Ellen Chasen (Rashida Jones) looks for sonic answers to better her life in The Sound of Silence

The Sound of Silence was expanded from rural Vermont native Tyburski and cowriter Ben Nabors’s award-winning 2013 short, Palimpsest. The film is reminiscent of Francis Ford Coppola’s classic 1974 thriller, The Conversation, in which Gene Hackman plays Harry Caul, an audio surveillance expert who becomes overwhelmed with paranoia, as well as Henry Bean’s 2007 drama Noise, in which Tim Robbins stars as a New Yorker on a one-man mission to eliminate the endless racket made by car alarms going off in the middle of the night.

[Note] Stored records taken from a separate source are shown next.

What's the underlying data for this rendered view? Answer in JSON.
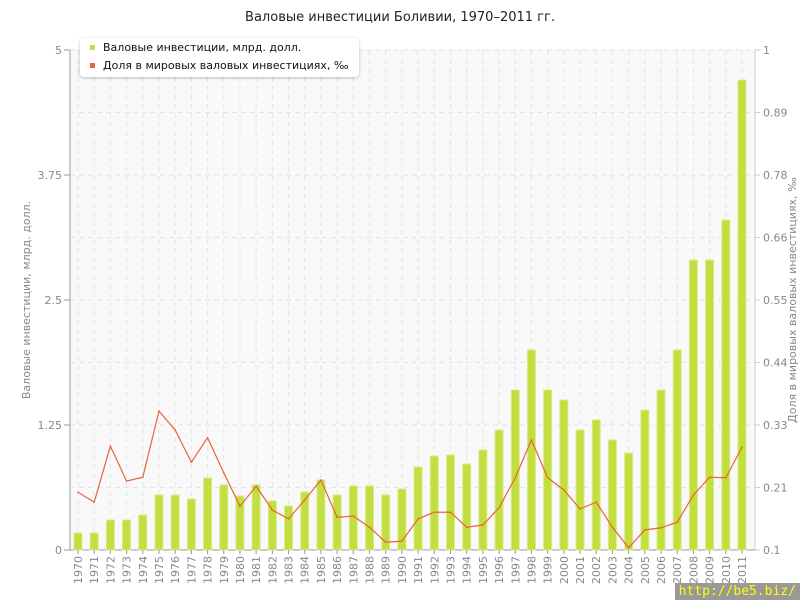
{
  "chart_data": {
    "type": "bar+line",
    "title": "Валовые инвестиции Боливии, 1970–2011 гг.",
    "ylabel": "Валовые инвестиции, млрд. долл.",
    "y2label": "Доля в мировых валовых инвестициях, ‰",
    "ylim": [
      0,
      5
    ],
    "y2lim": [
      0.1,
      1
    ],
    "yticks": [
      "0",
      "1.25",
      "2.5",
      "3.75",
      "5"
    ],
    "y2ticks": [
      "0.1",
      "0.21",
      "0.33",
      "0.44",
      "0.55",
      "0.66",
      "0.78",
      "0.89",
      "1"
    ],
    "grid": true,
    "legend_position": "top-left",
    "categories": [
      "1970",
      "1971",
      "1972",
      "1973",
      "1974",
      "1975",
      "1976",
      "1977",
      "1978",
      "1979",
      "1980",
      "1981",
      "1982",
      "1983",
      "1984",
      "1985",
      "1986",
      "1987",
      "1988",
      "1989",
      "1990",
      "1991",
      "1992",
      "1993",
      "1994",
      "1995",
      "1996",
      "1997",
      "1998",
      "1999",
      "2000",
      "2001",
      "2002",
      "2003",
      "2004",
      "2005",
      "2006",
      "2007",
      "2008",
      "2009",
      "2010",
      "2011"
    ],
    "series": [
      {
        "name": "Валовые инвестиции, млрд. долл.",
        "type": "bar",
        "axis": "left",
        "color": "#c3de3f",
        "values": [
          0.17,
          0.17,
          0.3,
          0.3,
          0.35,
          0.55,
          0.55,
          0.51,
          0.72,
          0.65,
          0.54,
          0.65,
          0.49,
          0.44,
          0.58,
          0.7,
          0.55,
          0.64,
          0.64,
          0.55,
          0.61,
          0.83,
          0.94,
          0.95,
          0.86,
          1.0,
          1.2,
          1.6,
          2.0,
          1.6,
          1.5,
          1.2,
          1.3,
          1.1,
          0.97,
          1.4,
          1.6,
          2.0,
          2.9,
          2.9,
          3.3,
          4.7
        ]
      },
      {
        "name": "Доля в мировых валовых инвестициях, ‰",
        "type": "line",
        "axis": "right",
        "color": "#e8643a",
        "values": [
          0.204,
          0.186,
          0.287,
          0.224,
          0.231,
          0.35,
          0.316,
          0.258,
          0.302,
          0.239,
          0.179,
          0.215,
          0.172,
          0.156,
          0.19,
          0.226,
          0.159,
          0.161,
          0.141,
          0.114,
          0.116,
          0.156,
          0.168,
          0.168,
          0.141,
          0.145,
          0.176,
          0.23,
          0.298,
          0.23,
          0.208,
          0.174,
          0.186,
          0.141,
          0.104,
          0.136,
          0.14,
          0.15,
          0.199,
          0.231,
          0.23,
          0.285
        ]
      }
    ]
  },
  "watermark": "http://be5.biz/"
}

Cinematographer Eric Lin’s camera can’t get enough of Peter’s tender, delicate nature and slow, deliberate speech and movement, so sensitively portrayed by Sarsgaard (Shattered Glass, Kinsey), whether he’s laying down in a client’s bed, standing in front of Central Park’s Naumburg Bandshell with his tuning forks, or looking out at the vast city spread out below him, a symphony of strife, supplemented by Will Bates’s classically influenced score, that he believes he can cure. But even as he helps other people, he is unable to make personal connections in his own life, spending much of his time in his dark office, letting his answering machine pick up for him so he doesn’t have to talk to people on the phone, not knowing how to engage with the real world outside. The Sound of Silence, which boasts a strong indie cast that also includes Alex Karpovsky, Tina Benko, Bhavesh Patel, Tracee Chimo Pallero, Kate Lyn Sheil, and Alison Fraser, opens September 13 at IFC, with Tyburski, Nabors, and producer Michael Prall on hand for a Q&A following the 8:10 screening opening night. The film will also run September 20-29 at the Museum of the Moving Image, with Tyburski joined by physicist Janna Levin at the 4:00 show on September 22.